How to Close Apps on Windows (PC)

On a Windows computer, apps can be closed in several ways depending on how they were opened and how they're behaving.

MethodHow to Use ItBest For
Click the X buttonTop-right corner of the windowNormal, responsive apps
Alt + F4Keyboard shortcutQuick close without touching the mouse
Right-click taskbar iconSelect "Close window"Apps minimized to the taskbar
Task ManagerCtrl + Shift + Esc → End TaskFrozen or unresponsive apps

Task Manager is the Windows equivalent of a force quit. If an app has stopped responding, right-clicking it in Task Manager and selecting End Task terminates the process immediately.

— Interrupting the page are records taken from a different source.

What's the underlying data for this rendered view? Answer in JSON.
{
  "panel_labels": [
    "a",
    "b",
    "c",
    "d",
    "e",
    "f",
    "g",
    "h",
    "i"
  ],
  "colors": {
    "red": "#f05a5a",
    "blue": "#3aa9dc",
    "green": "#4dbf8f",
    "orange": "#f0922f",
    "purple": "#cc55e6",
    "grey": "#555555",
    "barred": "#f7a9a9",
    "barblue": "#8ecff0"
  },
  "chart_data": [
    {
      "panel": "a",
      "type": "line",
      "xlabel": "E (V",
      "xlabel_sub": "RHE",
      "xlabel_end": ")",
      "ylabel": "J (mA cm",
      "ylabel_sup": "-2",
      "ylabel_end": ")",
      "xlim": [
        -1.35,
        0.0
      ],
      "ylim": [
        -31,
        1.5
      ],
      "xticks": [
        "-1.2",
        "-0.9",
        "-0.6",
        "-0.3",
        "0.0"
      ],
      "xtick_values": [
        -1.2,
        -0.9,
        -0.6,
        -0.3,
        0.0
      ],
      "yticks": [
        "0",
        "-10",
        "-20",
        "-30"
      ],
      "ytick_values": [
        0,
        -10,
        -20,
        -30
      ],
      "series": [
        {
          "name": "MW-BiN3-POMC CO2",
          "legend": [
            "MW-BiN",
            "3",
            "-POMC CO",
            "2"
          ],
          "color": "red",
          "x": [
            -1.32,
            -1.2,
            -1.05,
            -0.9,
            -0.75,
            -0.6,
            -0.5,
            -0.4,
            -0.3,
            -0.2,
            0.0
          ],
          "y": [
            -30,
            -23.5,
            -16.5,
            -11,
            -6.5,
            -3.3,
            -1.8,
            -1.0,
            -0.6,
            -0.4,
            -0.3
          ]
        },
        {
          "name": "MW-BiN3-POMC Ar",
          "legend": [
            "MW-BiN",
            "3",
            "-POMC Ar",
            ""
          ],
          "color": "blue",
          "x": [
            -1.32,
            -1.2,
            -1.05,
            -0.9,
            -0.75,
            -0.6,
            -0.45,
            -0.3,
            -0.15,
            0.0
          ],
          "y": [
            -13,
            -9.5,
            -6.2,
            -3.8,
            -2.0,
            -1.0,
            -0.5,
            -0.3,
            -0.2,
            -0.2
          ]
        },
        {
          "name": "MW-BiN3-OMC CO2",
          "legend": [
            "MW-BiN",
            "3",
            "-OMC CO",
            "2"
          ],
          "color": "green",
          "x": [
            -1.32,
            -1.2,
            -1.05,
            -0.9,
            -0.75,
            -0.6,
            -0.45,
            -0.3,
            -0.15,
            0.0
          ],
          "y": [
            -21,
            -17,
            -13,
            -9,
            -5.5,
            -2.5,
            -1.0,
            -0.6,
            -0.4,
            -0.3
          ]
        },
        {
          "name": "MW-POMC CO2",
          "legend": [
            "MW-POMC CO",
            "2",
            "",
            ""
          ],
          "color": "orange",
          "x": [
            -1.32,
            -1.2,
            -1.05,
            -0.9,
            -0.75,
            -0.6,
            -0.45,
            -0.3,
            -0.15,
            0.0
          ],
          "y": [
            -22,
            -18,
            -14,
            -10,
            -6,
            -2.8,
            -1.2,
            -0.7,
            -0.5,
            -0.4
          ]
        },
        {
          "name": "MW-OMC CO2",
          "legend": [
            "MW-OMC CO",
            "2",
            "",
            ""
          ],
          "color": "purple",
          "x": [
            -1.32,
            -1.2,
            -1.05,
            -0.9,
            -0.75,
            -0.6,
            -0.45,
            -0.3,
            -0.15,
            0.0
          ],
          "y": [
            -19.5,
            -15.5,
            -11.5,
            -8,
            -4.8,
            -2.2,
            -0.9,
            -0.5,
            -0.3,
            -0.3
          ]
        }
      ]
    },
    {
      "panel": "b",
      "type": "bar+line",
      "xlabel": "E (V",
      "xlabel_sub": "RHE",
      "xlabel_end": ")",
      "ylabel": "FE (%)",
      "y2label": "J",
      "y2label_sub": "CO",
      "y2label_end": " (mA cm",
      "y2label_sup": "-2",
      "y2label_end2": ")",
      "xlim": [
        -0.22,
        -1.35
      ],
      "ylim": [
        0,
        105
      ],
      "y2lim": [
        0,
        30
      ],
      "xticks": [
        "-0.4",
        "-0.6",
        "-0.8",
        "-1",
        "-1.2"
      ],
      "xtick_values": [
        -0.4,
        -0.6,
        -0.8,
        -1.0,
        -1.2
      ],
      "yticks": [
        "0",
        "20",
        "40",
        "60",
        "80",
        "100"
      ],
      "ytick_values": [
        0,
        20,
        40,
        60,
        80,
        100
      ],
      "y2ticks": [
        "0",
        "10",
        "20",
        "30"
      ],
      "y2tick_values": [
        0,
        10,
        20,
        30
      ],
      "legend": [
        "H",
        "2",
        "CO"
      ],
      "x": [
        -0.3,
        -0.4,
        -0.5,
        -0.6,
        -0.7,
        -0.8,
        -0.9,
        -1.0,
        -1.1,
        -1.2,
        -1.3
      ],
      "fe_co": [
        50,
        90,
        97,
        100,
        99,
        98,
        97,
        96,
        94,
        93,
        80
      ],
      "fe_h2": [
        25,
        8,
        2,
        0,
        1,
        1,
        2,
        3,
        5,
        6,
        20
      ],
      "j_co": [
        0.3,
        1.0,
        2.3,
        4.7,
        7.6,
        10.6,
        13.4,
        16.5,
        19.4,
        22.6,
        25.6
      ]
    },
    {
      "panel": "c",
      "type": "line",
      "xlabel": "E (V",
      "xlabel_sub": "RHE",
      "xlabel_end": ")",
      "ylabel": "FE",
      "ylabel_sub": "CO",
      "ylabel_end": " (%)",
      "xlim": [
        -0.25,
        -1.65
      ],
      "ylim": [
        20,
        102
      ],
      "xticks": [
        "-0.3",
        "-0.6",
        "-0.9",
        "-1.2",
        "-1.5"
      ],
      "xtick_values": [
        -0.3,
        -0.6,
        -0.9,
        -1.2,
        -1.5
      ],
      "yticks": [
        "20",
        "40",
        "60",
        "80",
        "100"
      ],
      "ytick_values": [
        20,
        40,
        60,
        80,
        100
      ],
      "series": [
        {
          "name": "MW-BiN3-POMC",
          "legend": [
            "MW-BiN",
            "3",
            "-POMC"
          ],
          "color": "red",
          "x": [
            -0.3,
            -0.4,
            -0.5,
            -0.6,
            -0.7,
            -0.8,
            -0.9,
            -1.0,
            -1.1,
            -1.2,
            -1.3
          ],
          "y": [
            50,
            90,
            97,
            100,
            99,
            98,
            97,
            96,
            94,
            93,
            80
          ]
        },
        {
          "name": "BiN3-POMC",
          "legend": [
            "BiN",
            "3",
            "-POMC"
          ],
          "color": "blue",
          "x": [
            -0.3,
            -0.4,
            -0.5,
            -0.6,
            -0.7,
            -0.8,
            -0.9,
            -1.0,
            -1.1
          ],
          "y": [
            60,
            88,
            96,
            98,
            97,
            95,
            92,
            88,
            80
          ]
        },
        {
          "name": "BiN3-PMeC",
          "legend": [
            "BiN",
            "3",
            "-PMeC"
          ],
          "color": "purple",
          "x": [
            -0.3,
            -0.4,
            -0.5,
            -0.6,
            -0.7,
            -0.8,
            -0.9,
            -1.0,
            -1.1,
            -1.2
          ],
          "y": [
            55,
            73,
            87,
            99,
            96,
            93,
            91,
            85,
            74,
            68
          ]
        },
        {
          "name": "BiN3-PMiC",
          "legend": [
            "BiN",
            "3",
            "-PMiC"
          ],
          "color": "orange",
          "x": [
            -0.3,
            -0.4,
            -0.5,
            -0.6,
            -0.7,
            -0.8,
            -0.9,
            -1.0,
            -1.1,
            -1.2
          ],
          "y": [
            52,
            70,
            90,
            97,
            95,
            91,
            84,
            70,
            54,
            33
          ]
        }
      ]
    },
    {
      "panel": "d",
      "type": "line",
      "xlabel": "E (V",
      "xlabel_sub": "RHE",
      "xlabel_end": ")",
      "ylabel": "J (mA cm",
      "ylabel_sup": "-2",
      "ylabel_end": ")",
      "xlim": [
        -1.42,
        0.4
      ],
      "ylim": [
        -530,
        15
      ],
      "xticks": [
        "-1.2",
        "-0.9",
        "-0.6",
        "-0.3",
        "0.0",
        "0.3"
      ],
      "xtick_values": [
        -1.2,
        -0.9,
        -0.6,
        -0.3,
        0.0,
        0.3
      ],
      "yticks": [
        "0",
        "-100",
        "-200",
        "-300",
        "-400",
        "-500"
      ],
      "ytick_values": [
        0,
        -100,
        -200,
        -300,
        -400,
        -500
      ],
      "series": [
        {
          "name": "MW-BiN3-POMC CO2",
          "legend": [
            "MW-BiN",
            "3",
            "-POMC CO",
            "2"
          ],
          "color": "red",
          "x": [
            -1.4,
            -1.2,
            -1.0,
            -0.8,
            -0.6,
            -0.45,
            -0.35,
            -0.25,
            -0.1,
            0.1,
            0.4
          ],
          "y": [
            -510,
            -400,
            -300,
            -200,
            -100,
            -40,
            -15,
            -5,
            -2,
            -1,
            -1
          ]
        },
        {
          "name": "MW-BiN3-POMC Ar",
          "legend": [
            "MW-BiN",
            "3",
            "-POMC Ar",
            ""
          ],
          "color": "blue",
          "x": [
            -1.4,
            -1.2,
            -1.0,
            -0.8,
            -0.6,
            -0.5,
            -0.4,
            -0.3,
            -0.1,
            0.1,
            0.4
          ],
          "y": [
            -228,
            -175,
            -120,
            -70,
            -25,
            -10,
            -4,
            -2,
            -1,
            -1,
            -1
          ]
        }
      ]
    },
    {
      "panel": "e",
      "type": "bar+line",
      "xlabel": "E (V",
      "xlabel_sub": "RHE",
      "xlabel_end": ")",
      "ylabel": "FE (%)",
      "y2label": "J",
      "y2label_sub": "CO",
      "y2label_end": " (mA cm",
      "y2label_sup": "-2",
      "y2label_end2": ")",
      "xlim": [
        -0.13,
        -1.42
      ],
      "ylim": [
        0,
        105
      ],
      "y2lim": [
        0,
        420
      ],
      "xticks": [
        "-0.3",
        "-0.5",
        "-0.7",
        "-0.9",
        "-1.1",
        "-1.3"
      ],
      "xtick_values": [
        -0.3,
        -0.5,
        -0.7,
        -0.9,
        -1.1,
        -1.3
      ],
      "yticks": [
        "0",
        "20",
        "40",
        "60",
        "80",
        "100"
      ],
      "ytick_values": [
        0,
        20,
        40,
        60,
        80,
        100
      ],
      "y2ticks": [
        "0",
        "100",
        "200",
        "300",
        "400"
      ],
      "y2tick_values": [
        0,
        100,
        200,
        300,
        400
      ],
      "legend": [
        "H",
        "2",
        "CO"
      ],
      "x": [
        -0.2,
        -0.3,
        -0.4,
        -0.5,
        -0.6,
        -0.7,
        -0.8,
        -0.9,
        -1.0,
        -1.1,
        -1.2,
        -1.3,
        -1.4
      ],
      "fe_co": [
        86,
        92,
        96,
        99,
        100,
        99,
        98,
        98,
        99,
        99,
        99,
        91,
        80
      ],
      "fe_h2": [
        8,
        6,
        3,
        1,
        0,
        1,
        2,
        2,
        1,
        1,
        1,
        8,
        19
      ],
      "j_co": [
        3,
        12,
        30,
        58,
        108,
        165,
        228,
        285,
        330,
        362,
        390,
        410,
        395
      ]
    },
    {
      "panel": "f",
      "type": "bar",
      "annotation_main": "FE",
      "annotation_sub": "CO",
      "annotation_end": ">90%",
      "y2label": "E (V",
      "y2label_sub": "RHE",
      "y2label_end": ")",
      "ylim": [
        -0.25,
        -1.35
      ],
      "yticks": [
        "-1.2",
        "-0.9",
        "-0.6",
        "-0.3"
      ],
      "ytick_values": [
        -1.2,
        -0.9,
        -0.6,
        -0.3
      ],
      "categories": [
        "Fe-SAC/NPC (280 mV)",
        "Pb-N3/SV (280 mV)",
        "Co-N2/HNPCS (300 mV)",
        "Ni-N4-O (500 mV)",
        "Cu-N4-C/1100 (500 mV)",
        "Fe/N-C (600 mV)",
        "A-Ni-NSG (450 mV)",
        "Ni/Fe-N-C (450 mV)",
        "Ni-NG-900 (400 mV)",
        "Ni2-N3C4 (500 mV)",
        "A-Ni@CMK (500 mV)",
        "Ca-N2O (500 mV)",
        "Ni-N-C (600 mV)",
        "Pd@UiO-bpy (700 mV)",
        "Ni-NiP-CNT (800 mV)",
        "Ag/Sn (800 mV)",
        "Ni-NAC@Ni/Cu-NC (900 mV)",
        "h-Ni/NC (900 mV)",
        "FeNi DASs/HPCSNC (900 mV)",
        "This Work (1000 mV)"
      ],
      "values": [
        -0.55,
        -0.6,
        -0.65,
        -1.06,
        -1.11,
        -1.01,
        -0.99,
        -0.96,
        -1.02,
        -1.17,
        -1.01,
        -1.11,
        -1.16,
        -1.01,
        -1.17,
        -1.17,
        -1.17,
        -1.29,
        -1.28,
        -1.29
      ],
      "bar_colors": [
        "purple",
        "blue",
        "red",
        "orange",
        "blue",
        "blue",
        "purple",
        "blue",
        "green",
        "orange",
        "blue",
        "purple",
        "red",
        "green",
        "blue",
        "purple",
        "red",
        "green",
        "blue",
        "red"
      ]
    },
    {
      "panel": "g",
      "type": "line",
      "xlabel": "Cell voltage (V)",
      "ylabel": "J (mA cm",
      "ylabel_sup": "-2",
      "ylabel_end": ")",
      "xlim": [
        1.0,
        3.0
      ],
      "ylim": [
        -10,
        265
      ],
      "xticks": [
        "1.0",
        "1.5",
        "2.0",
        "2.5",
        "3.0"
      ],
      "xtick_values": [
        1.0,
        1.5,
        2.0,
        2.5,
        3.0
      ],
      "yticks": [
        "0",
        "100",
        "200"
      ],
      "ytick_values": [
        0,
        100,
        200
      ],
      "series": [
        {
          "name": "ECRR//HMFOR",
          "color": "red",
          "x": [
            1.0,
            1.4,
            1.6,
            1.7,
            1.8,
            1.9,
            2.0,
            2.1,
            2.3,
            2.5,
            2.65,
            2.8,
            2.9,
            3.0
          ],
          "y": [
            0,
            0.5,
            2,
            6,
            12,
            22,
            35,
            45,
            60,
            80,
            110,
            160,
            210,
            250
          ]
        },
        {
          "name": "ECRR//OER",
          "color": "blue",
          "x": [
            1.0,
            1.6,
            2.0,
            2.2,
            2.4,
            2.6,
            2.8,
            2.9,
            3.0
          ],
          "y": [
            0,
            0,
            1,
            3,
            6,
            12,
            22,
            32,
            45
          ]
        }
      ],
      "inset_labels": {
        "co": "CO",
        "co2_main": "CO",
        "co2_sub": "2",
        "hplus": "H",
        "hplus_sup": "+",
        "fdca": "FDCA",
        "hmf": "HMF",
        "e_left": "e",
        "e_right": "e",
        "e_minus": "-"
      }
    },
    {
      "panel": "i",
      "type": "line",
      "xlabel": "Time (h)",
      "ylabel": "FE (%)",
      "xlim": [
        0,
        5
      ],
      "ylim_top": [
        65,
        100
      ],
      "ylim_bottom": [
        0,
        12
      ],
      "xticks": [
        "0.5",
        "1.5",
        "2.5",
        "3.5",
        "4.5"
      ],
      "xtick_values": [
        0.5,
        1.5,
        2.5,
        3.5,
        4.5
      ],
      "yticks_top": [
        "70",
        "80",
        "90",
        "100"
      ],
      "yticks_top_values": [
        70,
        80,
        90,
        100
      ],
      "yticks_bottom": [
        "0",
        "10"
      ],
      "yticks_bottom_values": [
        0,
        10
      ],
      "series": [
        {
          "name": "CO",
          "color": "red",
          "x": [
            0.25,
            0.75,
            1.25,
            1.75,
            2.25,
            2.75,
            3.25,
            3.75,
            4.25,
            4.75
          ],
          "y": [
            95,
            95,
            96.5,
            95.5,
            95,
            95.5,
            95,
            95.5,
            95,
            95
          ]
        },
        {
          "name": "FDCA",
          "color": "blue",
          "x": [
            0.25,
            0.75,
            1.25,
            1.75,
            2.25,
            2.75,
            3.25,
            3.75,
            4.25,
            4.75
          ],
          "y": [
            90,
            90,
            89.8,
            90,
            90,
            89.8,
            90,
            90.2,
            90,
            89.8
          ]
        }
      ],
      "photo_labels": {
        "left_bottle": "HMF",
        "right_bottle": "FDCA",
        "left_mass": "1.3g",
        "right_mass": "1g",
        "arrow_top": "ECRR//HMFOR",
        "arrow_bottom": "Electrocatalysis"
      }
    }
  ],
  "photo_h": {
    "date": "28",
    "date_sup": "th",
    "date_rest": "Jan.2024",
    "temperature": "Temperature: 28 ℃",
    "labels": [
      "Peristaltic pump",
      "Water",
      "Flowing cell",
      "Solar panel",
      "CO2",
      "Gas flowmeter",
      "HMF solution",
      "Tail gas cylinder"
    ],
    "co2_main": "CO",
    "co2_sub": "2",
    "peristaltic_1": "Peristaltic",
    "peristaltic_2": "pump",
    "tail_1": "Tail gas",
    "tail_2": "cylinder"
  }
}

How to Close Apps on macOS (Mac) 🖥️

On a Mac, clicking the red circle (close button) in the top-left corner of a window often doesn't quit the app — it just closes the window. The app itself keeps running in the background, which is standard Mac behavior.

To actually quit an app:

  • Press Command + Q while the app is active
  • Or go to the app name in the menu bar → Quit

For unresponsive apps, use Force Quit:

  • Press Command + Option + Escape to open the Force Quit window
  • Select the frozen app and click Force Quit

Alternatively, right-click the app's icon in the Dock and select Force Quit if the app shows as "not responding."

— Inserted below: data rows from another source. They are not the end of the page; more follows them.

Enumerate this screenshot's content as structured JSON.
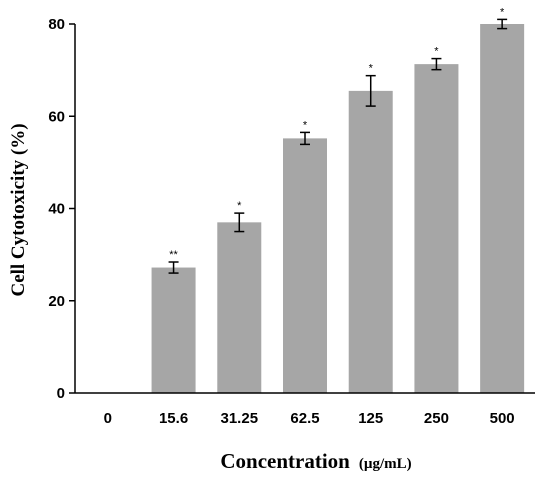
{
  "chart_data": {
    "type": "bar",
    "title": "",
    "xlabel": "Concentration",
    "xlabel_unit": "(µg/mL)",
    "ylabel": "Cell Cytotoxicity (%)",
    "categories": [
      "0",
      "15.6",
      "31.25",
      "62.5",
      "125",
      "250",
      "500"
    ],
    "values": [
      0,
      27.2,
      37.0,
      55.2,
      65.5,
      71.3,
      80.0
    ],
    "errors": [
      0,
      1.2,
      2.0,
      1.3,
      3.3,
      1.2,
      1.0
    ],
    "significance": [
      "",
      "**",
      "*",
      "*",
      "*",
      "*",
      "*"
    ],
    "ylim": [
      0,
      80
    ],
    "yticks": [
      0,
      20,
      40,
      60,
      80
    ],
    "grid": false,
    "bar_color": "#a6a6a6",
    "axis_color": "#000000"
  }
}
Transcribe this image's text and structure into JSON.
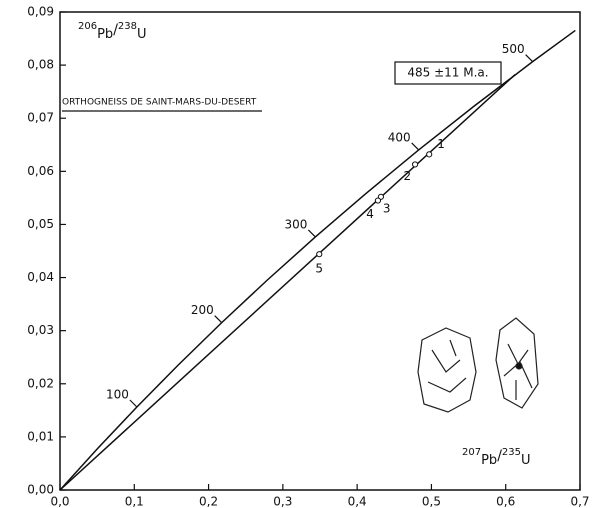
{
  "chart_data": {
    "type": "concordia",
    "title": "ORTHOGNEISS DE SAINT-MARS-DU-DESERT",
    "annotation": "485 ±11 M.a.",
    "y_label": {
      "num_mass": "206",
      "num_el": "Pb",
      "den_mass": "238",
      "den_el": "U"
    },
    "x_label": {
      "num_mass": "207",
      "num_el": "Pb",
      "den_mass": "235",
      "den_el": "U"
    },
    "xlim": [
      0,
      0.7
    ],
    "ylim": [
      0,
      0.09
    ],
    "xticks": [
      {
        "value": 0,
        "label": "0,0"
      },
      {
        "value": 0.1,
        "label": "0,1"
      },
      {
        "value": 0.2,
        "label": "0,2"
      },
      {
        "value": 0.3,
        "label": "0,3"
      },
      {
        "value": 0.4,
        "label": "0,4"
      },
      {
        "value": 0.5,
        "label": "0,5"
      },
      {
        "value": 0.6,
        "label": "0,6"
      },
      {
        "value": 0.7,
        "label": "0,7"
      }
    ],
    "yticks": [
      {
        "value": 0,
        "label": "0,00"
      },
      {
        "value": 0.01,
        "label": "0,01"
      },
      {
        "value": 0.02,
        "label": "0,02"
      },
      {
        "value": 0.03,
        "label": "0,03"
      },
      {
        "value": 0.04,
        "label": "0,04"
      },
      {
        "value": 0.05,
        "label": "0,05"
      },
      {
        "value": 0.06,
        "label": "0,06"
      },
      {
        "value": 0.07,
        "label": "0,07"
      },
      {
        "value": 0.08,
        "label": "0,08"
      },
      {
        "value": 0.09,
        "label": "0,09"
      }
    ],
    "concordia": {
      "color": "#111111",
      "x": [
        0,
        0.05048,
        0.1035,
        0.1592,
        0.2177,
        0.27916,
        0.34374,
        0.41157,
        0.48282,
        0.55766,
        0.63627,
        0.6937
      ],
      "values": [
        0,
        0.007786,
        0.01563,
        0.02354,
        0.03151,
        0.03954,
        0.04764,
        0.0558,
        0.06402,
        0.0723,
        0.08065,
        0.08653
      ]
    },
    "age_marks": {
      "labels": [
        "100",
        "200",
        "300",
        "400",
        "500"
      ],
      "x": [
        0.1035,
        0.2177,
        0.34374,
        0.48282,
        0.63627
      ],
      "values": [
        0.01563,
        0.03151,
        0.04764,
        0.06402,
        0.08065
      ]
    },
    "discordia": {
      "color": "#111111",
      "x": [
        0,
        0.6127
      ],
      "values": [
        0,
        0.07823
      ]
    },
    "points": {
      "labels": [
        "1",
        "2",
        "3",
        "4",
        "5"
      ],
      "x": [
        0.497,
        0.478,
        0.432,
        0.428,
        0.349
      ],
      "values": [
        0.0632,
        0.0613,
        0.0552,
        0.0545,
        0.0444
      ]
    }
  }
}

Does Closing Apps Actually Help Performance?

This is where things get nuanced — and it depends heavily on your device and OS.

On smartphones: Modern operating systems (both iOS and Android) are built to manage memory dynamically. Regularly force-closing apps can sometimes work against you, because the OS has to do more work loading apps from scratch instead of resuming them from a cached state.

On Windows and macOS: Apps don't enter a "suspended" state the same way mobile apps do. A running desktop application is actively using CPU, RAM, and potentially network resources. Closing unused desktop apps more reliably frees up system resources — especially on machines with limited RAM.

When force-closing clearly helps:

  • An app is frozen or unresponsive
  • An app is misbehaving and consuming abnormal battery or CPU
  • You want to fully reset an app's session (clearing a login, restarting a sync process, etc.)

The Variables That Shape Your Situation

How you should close apps — and whether it matters — shifts based on factors specific to your setup:

  • Your OS version: Newer OS releases handle background process management differently than older ones
  • Your device's RAM: Older or lower-spec devices may benefit more from closing unused apps
  • The app's behavior: Some apps are better-optimized for background suspension than others; some have known bugs that require periodic restarts
  • What you're trying to fix: Performance problems, battery drain, and app crashes each point toward different approaches

The mechanics of closing an app are consistent across devices. What changes is whether doing so actually achieves what you're hoping for — and that depends almost entirely on your specific device, OS, and the behavior of the app in question.